Serás mi amigo y tendrás ganas de reír conmigo. Algunas veces abrirás tu ventana sólo por placer y tus
amigos quedarán asombrados de verte reír mirando al cielo. Tú les explicarás: "Las estrellas me hacen
reír siempre". Ellos te creerán loco. Y yo te habré jugado una mala pasada...
Y se rió otra vez.
—Será como si en vez de estrellas, te hubiese dado multitud de cascabelitos que saben reír...
Una vez más dejó oír su risa y luego se puso serio.
—Esta noche ¿sabes? no vengas...
—No te dejaré.
—Pareceré enfermo... Parecerá un poco que me muero... es así. ¡No vale la pena que vengas a
ver eso...!
—No te dejaré.
Pero estaba preocupado.
—Te digo esto por la serpiente; no debe morderte. Las serpientes son malas. A veces muerden
por gusto...
—He dicho que no te dejaré.
Pero algo lo tranquilizó.
—Bien es verdad que no tienen veneno para la segunda mordedura...
Aquella noche no lo vi ponerse en camino. Cuando le alcancé marchaba con paso rápido y
decidido y me dijo solamente:
—¡Ah, estás ahí!
Me cogió de la mano y todavía se atormentó:
—Has hecho mal. Tendrás pena. Parecerá que estoy muerto, pero no es verdad.
Yo me callaba.
—¿Comprendes? Es demasiado lejos y no puedo llevar este cuerpo que pesa demasiado.
Seguí callado.
—Será como una corteza vieja que se abandona. No son nada tristes las viejas cortezas...

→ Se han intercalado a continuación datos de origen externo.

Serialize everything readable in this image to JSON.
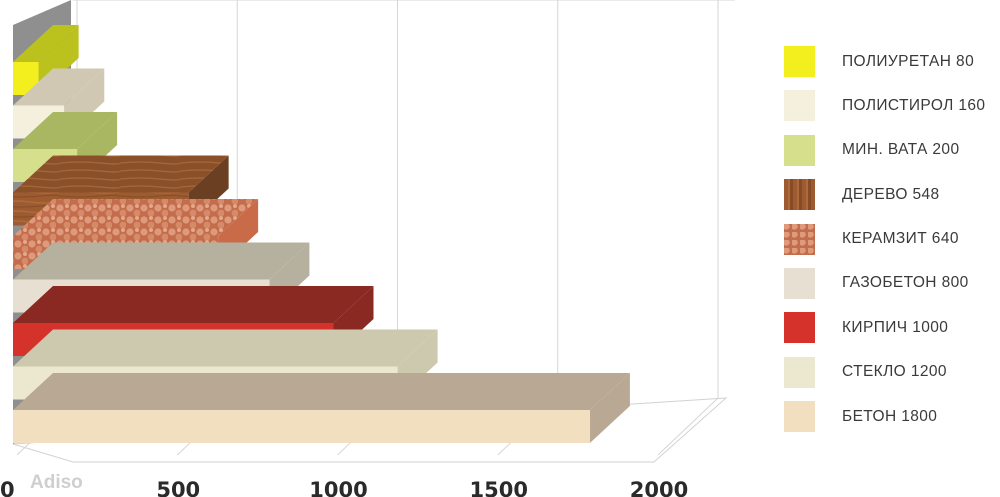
{
  "chart_data": {
    "type": "bar",
    "orientation": "horizontal",
    "style": "3d",
    "categories": [
      "БЕТОН 1800",
      "СТЕКЛО 1200",
      "КИРПИЧ 1000",
      "ГАЗОБЕТОН 800",
      "КЕРАМЗИТ 640",
      "ДЕРЕВО 548",
      "МИН. ВАТА 200",
      "ПОЛИСТИРОЛ 160",
      "ПОЛИУРЕТАН 80"
    ],
    "values": [
      1800,
      1200,
      1000,
      800,
      640,
      548,
      200,
      160,
      80
    ],
    "colors": [
      "#f1dfbf",
      "#ebe8cf",
      "#d4322a",
      "#e7e0d2",
      "#c97a58",
      "#9c5b30",
      "#d6e08c",
      "#f5efdd",
      "#f3ee1d"
    ],
    "side_colors": [
      "#b9a994",
      "#cdc9ae",
      "#8a2822",
      "#b6b09f",
      "#c96b48",
      "#6b3f22",
      "#a9b763",
      "#d0c8b3",
      "#bcc21d"
    ],
    "xlim": [
      0,
      2000
    ],
    "x_ticks": [
      0,
      500,
      1000,
      1500,
      2000
    ],
    "x_tick_labels": [
      "0",
      "500",
      "1000",
      "1500",
      "2000"
    ],
    "legend": {
      "position": "right",
      "entries": [
        "ПОЛИУРЕТАН 80",
        "ПОЛИСТИРОЛ 160",
        "МИН. ВАТА 200",
        "ДЕРЕВО 548",
        "КЕРАМЗИТ 640",
        "ГАЗОБЕТОН 800",
        "КИРПИЧ 1000",
        "СТЕКЛО 1200",
        "БЕТОН 1800"
      ]
    },
    "grid": true
  },
  "watermark": "Adiso"
}
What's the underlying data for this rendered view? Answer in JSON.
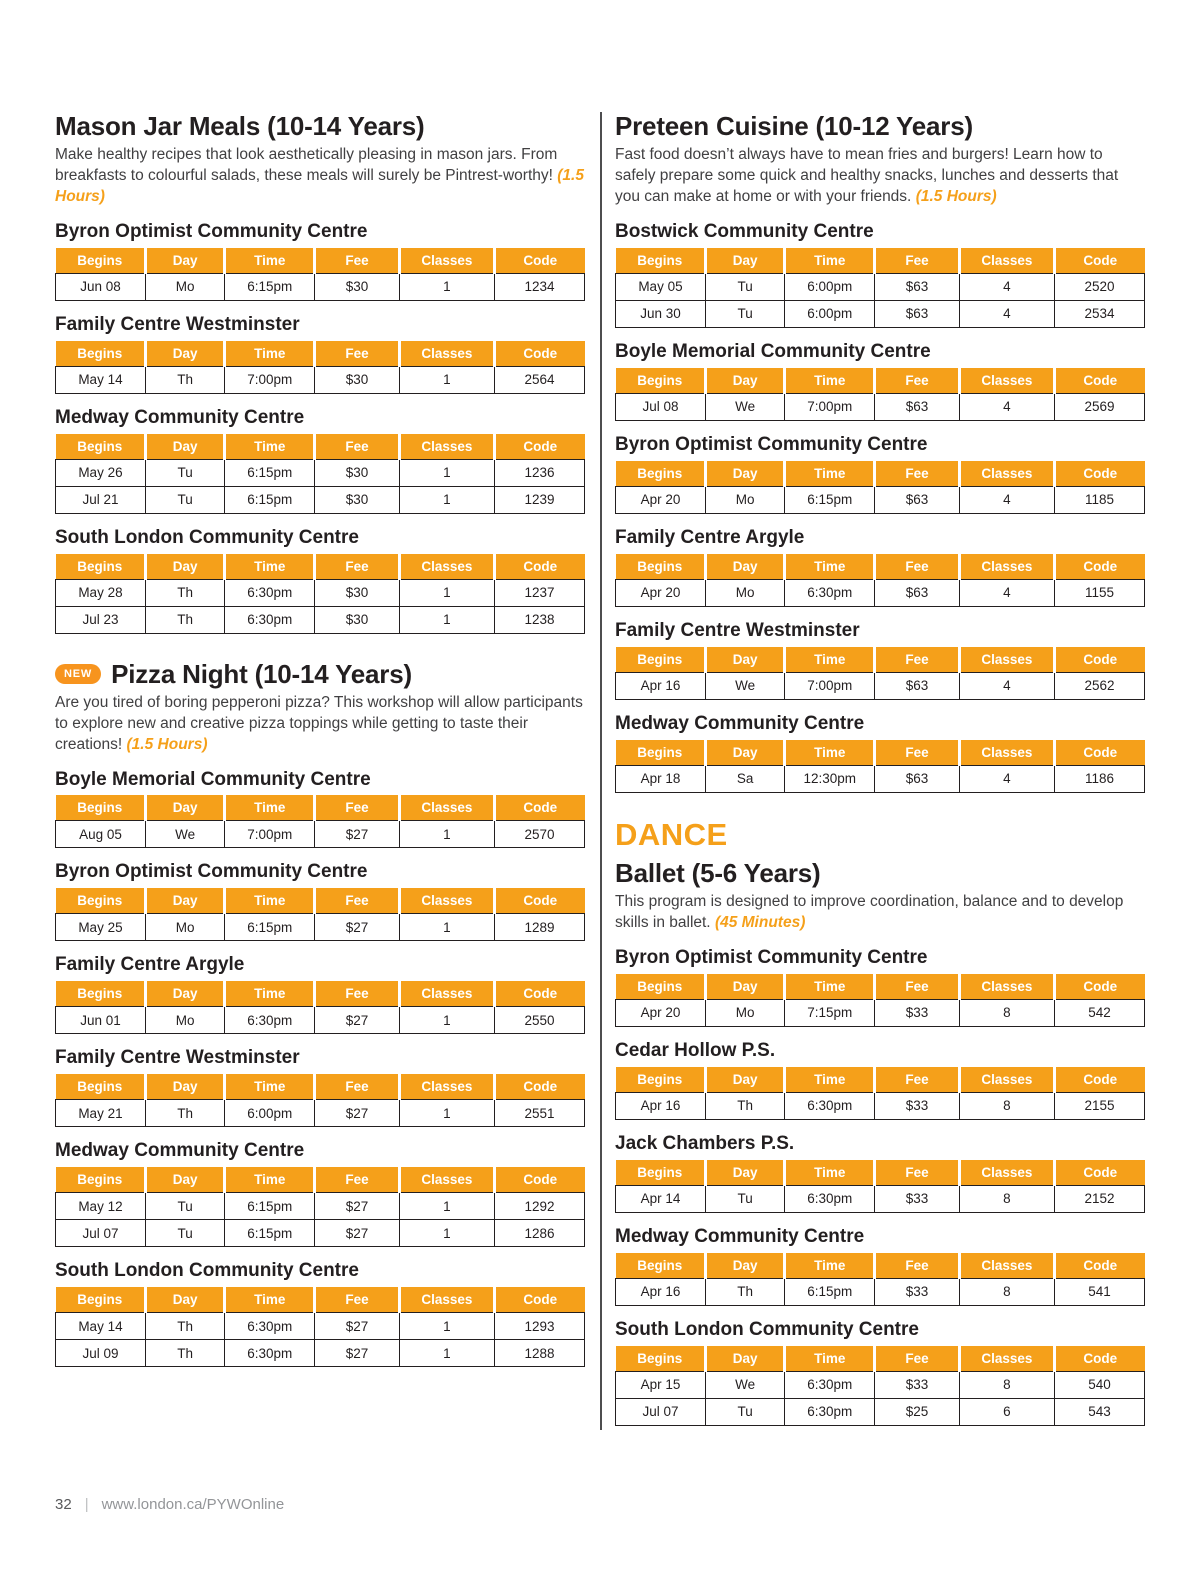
{
  "accent_color": "#f5a01a",
  "table_headers": [
    "Begins",
    "Day",
    "Time",
    "Fee",
    "Classes",
    "Code"
  ],
  "footer": {
    "page_number": "32",
    "separator": "|",
    "site_url": "www.london.ca/PYWOnline"
  },
  "columns": [
    {
      "blocks": [
        {
          "type": "program",
          "badge": "",
          "title": "Mason Jar Meals (10-14 Years)",
          "description": "Make healthy recipes that look aesthetically pleasing in mason jars. From breakfasts to colourful salads, these meals will surely be Pintrest-worthy!",
          "duration": "(1.5 Hours)",
          "venues": [
            {
              "name": "Byron Optimist Community Centre",
              "rows": [
                [
                  "Jun 08",
                  "Mo",
                  "6:15pm",
                  "$30",
                  "1",
                  "1234"
                ]
              ]
            },
            {
              "name": "Family Centre Westminster",
              "rows": [
                [
                  "May 14",
                  "Th",
                  "7:00pm",
                  "$30",
                  "1",
                  "2564"
                ]
              ]
            },
            {
              "name": "Medway Community Centre",
              "rows": [
                [
                  "May 26",
                  "Tu",
                  "6:15pm",
                  "$30",
                  "1",
                  "1236"
                ],
                [
                  "Jul 21",
                  "Tu",
                  "6:15pm",
                  "$30",
                  "1",
                  "1239"
                ]
              ]
            },
            {
              "name": "South London Community Centre",
              "rows": [
                [
                  "May 28",
                  "Th",
                  "6:30pm",
                  "$30",
                  "1",
                  "1237"
                ],
                [
                  "Jul 23",
                  "Th",
                  "6:30pm",
                  "$30",
                  "1",
                  "1238"
                ]
              ]
            }
          ]
        },
        {
          "type": "program",
          "badge": "NEW",
          "title": "Pizza Night (10-14 Years)",
          "description": "Are you tired of boring pepperoni pizza? This workshop will allow participants to explore new and creative pizza toppings while getting to taste their creations!",
          "duration": "(1.5 Hours)",
          "venues": [
            {
              "name": "Boyle Memorial Community Centre",
              "rows": [
                [
                  "Aug 05",
                  "We",
                  "7:00pm",
                  "$27",
                  "1",
                  "2570"
                ]
              ]
            },
            {
              "name": "Byron Optimist Community Centre",
              "rows": [
                [
                  "May 25",
                  "Mo",
                  "6:15pm",
                  "$27",
                  "1",
                  "1289"
                ]
              ]
            },
            {
              "name": "Family Centre Argyle",
              "rows": [
                [
                  "Jun 01",
                  "Mo",
                  "6:30pm",
                  "$27",
                  "1",
                  "2550"
                ]
              ]
            },
            {
              "name": "Family Centre Westminster",
              "rows": [
                [
                  "May 21",
                  "Th",
                  "6:00pm",
                  "$27",
                  "1",
                  "2551"
                ]
              ]
            },
            {
              "name": "Medway Community Centre",
              "rows": [
                [
                  "May 12",
                  "Tu",
                  "6:15pm",
                  "$27",
                  "1",
                  "1292"
                ],
                [
                  "Jul 07",
                  "Tu",
                  "6:15pm",
                  "$27",
                  "1",
                  "1286"
                ]
              ]
            },
            {
              "name": "South London Community Centre",
              "rows": [
                [
                  "May 14",
                  "Th",
                  "6:30pm",
                  "$27",
                  "1",
                  "1293"
                ],
                [
                  "Jul 09",
                  "Th",
                  "6:30pm",
                  "$27",
                  "1",
                  "1288"
                ]
              ]
            }
          ]
        }
      ]
    },
    {
      "blocks": [
        {
          "type": "program",
          "badge": "",
          "title": "Preteen Cuisine (10-12 Years)",
          "description": "Fast food doesn’t always have to mean fries and burgers! Learn how to safely prepare some quick and healthy snacks, lunches and desserts that you can make at home or with your friends.",
          "duration": "(1.5 Hours)",
          "venues": [
            {
              "name": "Bostwick Community Centre",
              "rows": [
                [
                  "May 05",
                  "Tu",
                  "6:00pm",
                  "$63",
                  "4",
                  "2520"
                ],
                [
                  "Jun 30",
                  "Tu",
                  "6:00pm",
                  "$63",
                  "4",
                  "2534"
                ]
              ]
            },
            {
              "name": "Boyle Memorial Community Centre",
              "rows": [
                [
                  "Jul 08",
                  "We",
                  "7:00pm",
                  "$63",
                  "4",
                  "2569"
                ]
              ]
            },
            {
              "name": "Byron Optimist Community Centre",
              "rows": [
                [
                  "Apr 20",
                  "Mo",
                  "6:15pm",
                  "$63",
                  "4",
                  "1185"
                ]
              ]
            },
            {
              "name": "Family Centre Argyle",
              "rows": [
                [
                  "Apr 20",
                  "Mo",
                  "6:30pm",
                  "$63",
                  "4",
                  "1155"
                ]
              ]
            },
            {
              "name": "Family Centre Westminster",
              "rows": [
                [
                  "Apr 16",
                  "We",
                  "7:00pm",
                  "$63",
                  "4",
                  "2562"
                ]
              ]
            },
            {
              "name": "Medway Community Centre",
              "rows": [
                [
                  "Apr 18",
                  "Sa",
                  "12:30pm",
                  "$63",
                  "4",
                  "1186"
                ]
              ]
            }
          ]
        },
        {
          "type": "category",
          "title": "DANCE"
        },
        {
          "type": "program",
          "badge": "",
          "title": "Ballet (5-6 Years)",
          "description": "This program is designed to improve coordination, balance and to develop skills in ballet.",
          "duration": "(45 Minutes)",
          "venues": [
            {
              "name": "Byron Optimist Community Centre",
              "rows": [
                [
                  "Apr 20",
                  "Mo",
                  "7:15pm",
                  "$33",
                  "8",
                  "542"
                ]
              ]
            },
            {
              "name": "Cedar Hollow P.S.",
              "rows": [
                [
                  "Apr 16",
                  "Th",
                  "6:30pm",
                  "$33",
                  "8",
                  "2155"
                ]
              ]
            },
            {
              "name": "Jack Chambers P.S.",
              "rows": [
                [
                  "Apr 14",
                  "Tu",
                  "6:30pm",
                  "$33",
                  "8",
                  "2152"
                ]
              ]
            },
            {
              "name": "Medway Community Centre",
              "rows": [
                [
                  "Apr 16",
                  "Th",
                  "6:15pm",
                  "$33",
                  "8",
                  "541"
                ]
              ]
            },
            {
              "name": "South London Community Centre",
              "rows": [
                [
                  "Apr 15",
                  "We",
                  "6:30pm",
                  "$33",
                  "8",
                  "540"
                ],
                [
                  "Jul 07",
                  "Tu",
                  "6:30pm",
                  "$25",
                  "6",
                  "543"
                ]
              ]
            }
          ]
        }
      ]
    }
  ]
}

Yo me callaba. El principito perdió un poco de ánimo. Pero hizo un esfuerzo y dijo:
—Será agradable ¿sabes? Yo miraré también las estrellas. Todas serán pozos con roldana
herrumbrosa. Todas las estrellas me darán de beber.
Yo me callaba.
—¡Será tan divertido! Tú tendrás quinientos millones de cascabeles y yo quinientos millones de
fuentes...
El principito se calló también; estaba llorando.
—Es allí; déjame ir solo.
Se sentó porque tenía miedo. Dijo aún:
—¿Sabes?... mi flor... soy responsable... ¡y ella es tan débil y tan inocente! Sólo tiene cuatro
espinas para defenderse contra todo el mundo...
Me senté, ya no podía mantenerme en pie.
—Ahí está... eso es todo...
Vaciló todavía un instante, luego se levantó y dio un paso. Yo no pude moverme.
Un relámpago amarillo centelleó en su tobillo. Quedó un instante inmóvil, sin exhalar un grito.
Luego cayó lentamente como cae un árbol, sin hacer el menor ruido a causa de la arena.